A Reality Check from the Campaign Trail: The Federal Shutdown, Fraud in the Safety Net, and the Forgotten 10th Amendment

By Phillip C. Parrish, Candidate for Governor of Minnesota

Fellow Minnesotans,

I’m Phillip Parrish, and I’m running for Governor because our state—and our country—deserve leaders who tell the truth, even when it’s inconvenient for the political class. For weeks, we’ve watched the longest federal government shutdown in history play out in Washington. National parks are closed, federal workers are missing paychecks, food stamp delays are hitting families, and both parties are pointing fingers. But let’s cut through the noise. The real story isn’t just about D.C. gridlock. It’s about a broken system built on the erosion of the 10th Amendment, a culture of dependency, and the irony of a nation that screams “No Kings!” while worshipping centralized government as both tyrant and savior.

The Shutdown: Real Pain, But Not the Apocalypse

Yes, the shutdown hurts.

900,000 federal workers are furloughed or working without pay.

Military families are lining up at food pantries.

SNAP delays have forced states like Virginia to step in with emergency aid.

Fraudulent ACA and Medicaid claims—billions lost to ghost patients, fake clinics, and lax oversight—are now political ammunition in the fight over subsidy extensions.

But let’s be honest: this is not Armageddon. Social Security checks are still going out. Medicare keeps paying. Air traffic controllers are on duty. And when this ends—as it always does—back pay will flow to federal employees under the 2019 law. The panic is real for those directly affected, but much of the hysteria is manufactured to keep you afraid, dependent, and loyal to one party or the other.

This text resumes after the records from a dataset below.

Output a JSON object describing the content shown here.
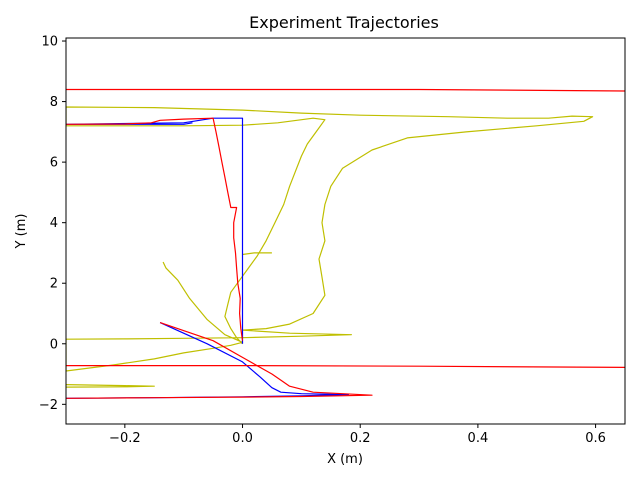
{
  "chart_data": {
    "type": "line",
    "title": "Experiment Trajectories",
    "xlabel": "X (m)",
    "ylabel": "Y (m)",
    "xlim": [
      -0.3,
      0.65
    ],
    "ylim": [
      -2.65,
      10.1
    ],
    "xticks": [
      -0.2,
      0.0,
      0.2,
      0.4,
      0.6
    ],
    "xtick_labels": [
      "−0.2",
      "0.0",
      "0.2",
      "0.4",
      "0.6"
    ],
    "yticks": [
      -2,
      0,
      2,
      4,
      6,
      8,
      10
    ],
    "ytick_labels": [
      "−2",
      "0",
      "2",
      "4",
      "6",
      "8",
      "10"
    ],
    "grid": false,
    "series": [
      {
        "color": "#bfbf00",
        "points": [
          [
            0.0,
            0.0
          ],
          [
            -0.01,
            0.2
          ],
          [
            -0.02,
            0.5
          ],
          [
            -0.03,
            0.9
          ],
          [
            -0.025,
            1.3
          ],
          [
            -0.02,
            1.7
          ],
          [
            -0.005,
            2.1
          ],
          [
            0.01,
            2.5
          ],
          [
            0.025,
            2.9
          ],
          [
            0.04,
            3.4
          ],
          [
            0.055,
            4.0
          ],
          [
            0.07,
            4.6
          ],
          [
            0.08,
            5.2
          ],
          [
            0.09,
            5.7
          ],
          [
            0.1,
            6.2
          ],
          [
            0.11,
            6.6
          ],
          [
            0.125,
            7.0
          ],
          [
            0.14,
            7.4
          ],
          [
            0.12,
            7.45
          ],
          [
            0.06,
            7.3
          ],
          [
            0.0,
            7.22
          ],
          [
            -0.1,
            7.2
          ],
          [
            -0.2,
            7.2
          ],
          [
            -0.3,
            7.2
          ],
          [
            -0.3,
            7.82
          ],
          [
            -0.15,
            7.8
          ],
          [
            0.0,
            7.72
          ],
          [
            0.1,
            7.62
          ],
          [
            0.2,
            7.55
          ],
          [
            0.35,
            7.5
          ],
          [
            0.45,
            7.45
          ],
          [
            0.52,
            7.45
          ],
          [
            0.56,
            7.52
          ],
          [
            0.595,
            7.5
          ],
          [
            0.58,
            7.35
          ],
          [
            0.5,
            7.2
          ],
          [
            0.38,
            7.0
          ],
          [
            0.28,
            6.8
          ],
          [
            0.22,
            6.4
          ],
          [
            0.17,
            5.8
          ],
          [
            0.15,
            5.2
          ],
          [
            0.14,
            4.6
          ],
          [
            0.135,
            4.0
          ],
          [
            0.14,
            3.4
          ],
          [
            0.13,
            2.8
          ],
          [
            0.135,
            2.2
          ],
          [
            0.14,
            1.6
          ],
          [
            0.12,
            1.0
          ],
          [
            0.08,
            0.65
          ],
          [
            0.04,
            0.5
          ],
          [
            0.0,
            0.45
          ],
          [
            0.08,
            0.35
          ],
          [
            0.185,
            0.3
          ],
          [
            0.1,
            0.25
          ],
          [
            0.0,
            0.2
          ],
          [
            -0.1,
            0.18
          ],
          [
            -0.2,
            0.16
          ],
          [
            -0.3,
            0.15
          ],
          [
            -0.3,
            -0.9
          ],
          [
            -0.22,
            -0.7
          ],
          [
            -0.15,
            -0.5
          ],
          [
            -0.1,
            -0.3
          ],
          [
            -0.05,
            -0.15
          ],
          [
            -0.02,
            -0.05
          ],
          [
            0.0,
            0.05
          ],
          [
            -0.03,
            0.3
          ],
          [
            -0.06,
            0.8
          ],
          [
            -0.09,
            1.5
          ],
          [
            -0.11,
            2.1
          ],
          [
            -0.13,
            2.5
          ],
          [
            -0.135,
            2.7
          ]
        ]
      },
      {
        "color": "#bfbf00",
        "points": [
          [
            -0.3,
            -1.35
          ],
          [
            -0.2,
            -1.38
          ],
          [
            -0.15,
            -1.4
          ],
          [
            -0.2,
            -1.42
          ],
          [
            -0.3,
            -1.43
          ]
        ]
      },
      {
        "color": "#bfbf00",
        "points": [
          [
            0.0,
            2.95
          ],
          [
            0.02,
            3.0
          ],
          [
            0.05,
            3.0
          ]
        ]
      },
      {
        "color": "#0000ff",
        "points": [
          [
            0.0,
            0.0
          ],
          [
            0.0,
            7.45
          ],
          [
            -0.05,
            7.45
          ],
          [
            -0.1,
            7.3
          ],
          [
            -0.3,
            7.25
          ],
          [
            -0.1,
            7.25
          ],
          [
            -0.085,
            7.3
          ]
        ]
      },
      {
        "color": "#0000ff",
        "points": [
          [
            -0.14,
            0.7
          ],
          [
            -0.06,
            0.0
          ],
          [
            0.0,
            -0.6
          ],
          [
            0.03,
            -1.1
          ],
          [
            0.05,
            -1.45
          ],
          [
            0.065,
            -1.6
          ],
          [
            0.1,
            -1.65
          ],
          [
            0.18,
            -1.68
          ],
          [
            0.1,
            -1.72
          ],
          [
            0.0,
            -1.75
          ],
          [
            -0.15,
            -1.78
          ],
          [
            -0.3,
            -1.8
          ]
        ]
      },
      {
        "color": "#ff0000",
        "points": [
          [
            0.0,
            0.1
          ],
          [
            -0.003,
            0.5
          ],
          [
            -0.005,
            1.0
          ],
          [
            -0.004,
            1.5
          ],
          [
            -0.008,
            2.0
          ],
          [
            -0.01,
            2.5
          ],
          [
            -0.012,
            3.0
          ],
          [
            -0.015,
            3.5
          ],
          [
            -0.015,
            4.0
          ],
          [
            -0.01,
            4.5
          ],
          [
            -0.02,
            4.5
          ],
          [
            -0.025,
            5.0
          ],
          [
            -0.03,
            5.5
          ],
          [
            -0.035,
            6.0
          ],
          [
            -0.04,
            6.5
          ],
          [
            -0.045,
            7.0
          ],
          [
            -0.05,
            7.45
          ],
          [
            -0.1,
            7.42
          ],
          [
            -0.14,
            7.38
          ],
          [
            -0.155,
            7.3
          ],
          [
            -0.2,
            7.26
          ],
          [
            -0.3,
            7.25
          ]
        ]
      },
      {
        "color": "#ff0000",
        "points": [
          [
            -0.14,
            0.7
          ],
          [
            -0.05,
            0.1
          ],
          [
            0.0,
            -0.45
          ],
          [
            0.05,
            -1.0
          ],
          [
            0.08,
            -1.4
          ],
          [
            0.12,
            -1.6
          ],
          [
            0.22,
            -1.7
          ],
          [
            0.1,
            -1.74
          ],
          [
            0.0,
            -1.76
          ],
          [
            -0.15,
            -1.78
          ],
          [
            -0.3,
            -1.8
          ]
        ]
      },
      {
        "color": "#ff0000",
        "points": [
          [
            -0.3,
            8.4
          ],
          [
            0.0,
            8.4
          ],
          [
            0.3,
            8.4
          ],
          [
            0.65,
            8.35
          ]
        ]
      },
      {
        "color": "#ff0000",
        "points": [
          [
            -0.3,
            -0.72
          ],
          [
            0.0,
            -0.72
          ],
          [
            0.3,
            -0.74
          ],
          [
            0.65,
            -0.78
          ]
        ]
      }
    ]
  }
}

The Deeper Truth: Fraud, Waste, and Federal Overreach

Dig into the data, and the picture gets uglier:

$40–50 billion in annual Medicaid improper payments.

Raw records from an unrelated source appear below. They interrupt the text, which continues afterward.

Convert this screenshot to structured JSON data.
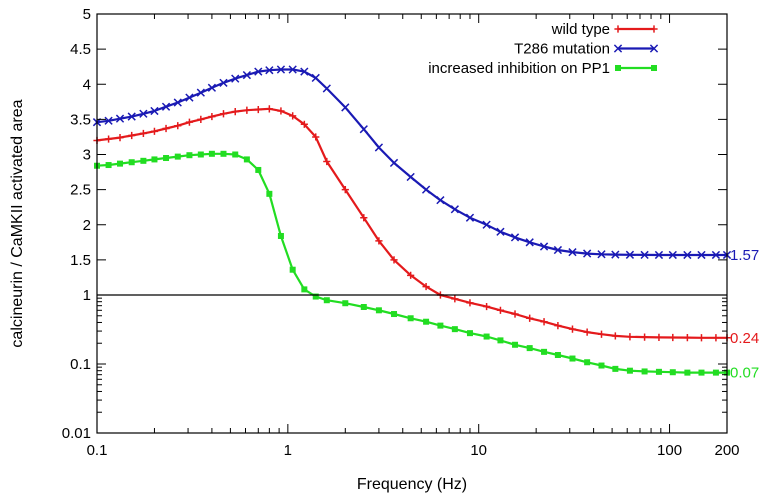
{
  "chart_data": {
    "type": "line",
    "title": "",
    "xlabel": "Frequency (Hz)",
    "ylabel": "calcineurin / CaMKII activated area",
    "x_scale": "log",
    "xlim": [
      0.1,
      200
    ],
    "x_ticks": [
      0.1,
      1,
      10,
      100,
      200
    ],
    "x_tick_labels": [
      "0.1",
      "1",
      "10",
      "100",
      "200"
    ],
    "y_scale": "log below 1, linear from 1 to 5",
    "ylim": [
      0.01,
      5
    ],
    "y_ticks_lower": [
      0.01,
      0.1,
      1
    ],
    "y_tick_labels_lower": [
      "0.01",
      "0.1",
      "1"
    ],
    "y_ticks_upper": [
      1.5,
      2,
      2.5,
      3,
      3.5,
      4,
      4.5,
      5
    ],
    "y_tick_labels_upper": [
      "1.5",
      "2",
      "2.5",
      "3",
      "3.5",
      "4",
      "4.5",
      "5"
    ],
    "grid": false,
    "legend_position": "top-right",
    "x": [
      0.1,
      0.115,
      0.132,
      0.152,
      0.175,
      0.2,
      0.23,
      0.265,
      0.305,
      0.35,
      0.4,
      0.46,
      0.53,
      0.61,
      0.7,
      0.8,
      0.92,
      1.06,
      1.22,
      1.4,
      1.6,
      2.0,
      2.5,
      3.0,
      3.6,
      4.4,
      5.3,
      6.3,
      7.5,
      9.0,
      11,
      13,
      15.5,
      18.5,
      22,
      26,
      31,
      37,
      44,
      52,
      62,
      74,
      88,
      104,
      124,
      147,
      175,
      200
    ],
    "series": [
      {
        "name": "wild type",
        "color": "#e41a1c",
        "marker": "plus",
        "values": [
          3.2,
          3.22,
          3.24,
          3.27,
          3.3,
          3.33,
          3.37,
          3.41,
          3.46,
          3.5,
          3.54,
          3.58,
          3.61,
          3.63,
          3.64,
          3.65,
          3.62,
          3.55,
          3.43,
          3.25,
          2.9,
          2.5,
          2.1,
          1.77,
          1.5,
          1.28,
          1.12,
          1.0,
          0.88,
          0.77,
          0.68,
          0.6,
          0.53,
          0.46,
          0.41,
          0.36,
          0.32,
          0.29,
          0.27,
          0.255,
          0.248,
          0.245,
          0.243,
          0.242,
          0.241,
          0.24,
          0.24,
          0.24
        ]
      },
      {
        "name": "T286 mutation",
        "color": "#1a1ab4",
        "marker": "cross",
        "values": [
          3.46,
          3.48,
          3.51,
          3.54,
          3.58,
          3.62,
          3.68,
          3.74,
          3.81,
          3.88,
          3.95,
          4.02,
          4.08,
          4.13,
          4.18,
          4.2,
          4.21,
          4.21,
          4.18,
          4.09,
          3.94,
          3.67,
          3.36,
          3.1,
          2.88,
          2.68,
          2.5,
          2.35,
          2.22,
          2.1,
          2.0,
          1.9,
          1.82,
          1.75,
          1.69,
          1.64,
          1.61,
          1.59,
          1.58,
          1.575,
          1.572,
          1.571,
          1.57,
          1.57,
          1.57,
          1.57,
          1.57,
          1.57
        ]
      },
      {
        "name": "increased inhibition on PP1",
        "color": "#22dd22",
        "marker": "square",
        "values": [
          2.84,
          2.85,
          2.87,
          2.89,
          2.91,
          2.93,
          2.95,
          2.97,
          2.99,
          3.0,
          3.01,
          3.01,
          3.0,
          2.93,
          2.78,
          2.44,
          1.84,
          1.36,
          1.08,
          0.95,
          0.84,
          0.76,
          0.67,
          0.6,
          0.53,
          0.46,
          0.41,
          0.36,
          0.32,
          0.28,
          0.25,
          0.22,
          0.19,
          0.17,
          0.15,
          0.135,
          0.12,
          0.106,
          0.095,
          0.085,
          0.08,
          0.078,
          0.077,
          0.076,
          0.075,
          0.075,
          0.075,
          0.075
        ]
      }
    ],
    "end_labels": [
      {
        "text": "1.57",
        "value": 1.57,
        "color": "#1a1ab4"
      },
      {
        "text": "0.24",
        "value": 0.24,
        "color": "#e41a1c"
      },
      {
        "text": "0.07",
        "value": 0.075,
        "color": "#22dd22"
      }
    ]
  }
}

$650 million billed from fake substance abuse clinics in Arizona—for patients who never existed.

• Insurance brokers gaming ACA rules to enroll ineligible people and pocket commissions.

• States coerced into expanding Medicaid under threat of losing all federal funding—a textbook violation of the 10th Amendment.

This isn’t incompetence. It’s incentive design. When Washington writes the checks but states do the work, no one is truly accountable. Local officials don’t feel the pain of waste. Federal bureaucrats don’t answer to voters. And the result? A system so complex that fraud becomes a feature, not a bug.

The Irony: “No Kings!”—While Bowing to the Biggest King of All

Here’s where the hypocrisy reaches peak absurdity.

One side screams, “Trump is a king! He’s shutting down the government!”

The other side wails, “Only the federal government can save the poor, the sick, the children!”

Both are wrong. Both are dangerous.

We are told to fear a president—any president—as a monarch. Yet the same voices demand that Washington, D.C. control your healthcare, your income, your food, your future. That’s not freedom. That’s making government your religion—and the federal bureaucracy your altar.

Think about it:

• You can’t opt out of Social Security.

• You can’t choose a Minnesota-only health plan without federal approval.

• Your tax dollars fund programs you’ll never use—while local needs go unmet.

This isn’t governance. It’s centralized idolatry.

Minnesota’s Path: Take Back Power

As your Governor, I will fight to restore the 10th Amendment in practice, not just in theory.

Here’s how:

1. Reject federal mandates with strings — If D.C. wants to fund something, fine. But no more “comply or lose everything” coercion.

2. Block-grant Medicaid to Minnesota — Let us design a system that works for Minnesotans, with real-time fraud detection, local accountability, and competition between providers.

3. Empower communities, not bureaucracies — Fund food banks, faith-based shelters, and mutual aid networks that step up when D.C. fails.

4. End the shutdown theater — Demand Congress pass individual appropriations bills, not 2,000-page omnibus monsters at 3 a.m.

We don’t need a king in Washington—or a nanny state. We need self-reliance, local control, and personal responsibility—the values that built Minnesota.

A Final Word

Some will call this radical. I call it common sense.

Some will say we can’t afford to walk away from federal dollars. I say we can’t afford not to—because every dollar comes with a chain.

I’m not running to manage decline. I’m running to reclaim sovereignty—for our state, our families, and our future.

The altar of big government is crumbling. It’s time to build something better.

Phillip C. Parrish

Candidate for Governor of Minnesota

Philip C. Parrish is a Republican candidate for Governor of Minnesota, retired Navy intelligence officer, father, farmer, teacher, administrator, and lifelong Minnesotan running to restore integrity and prosperity.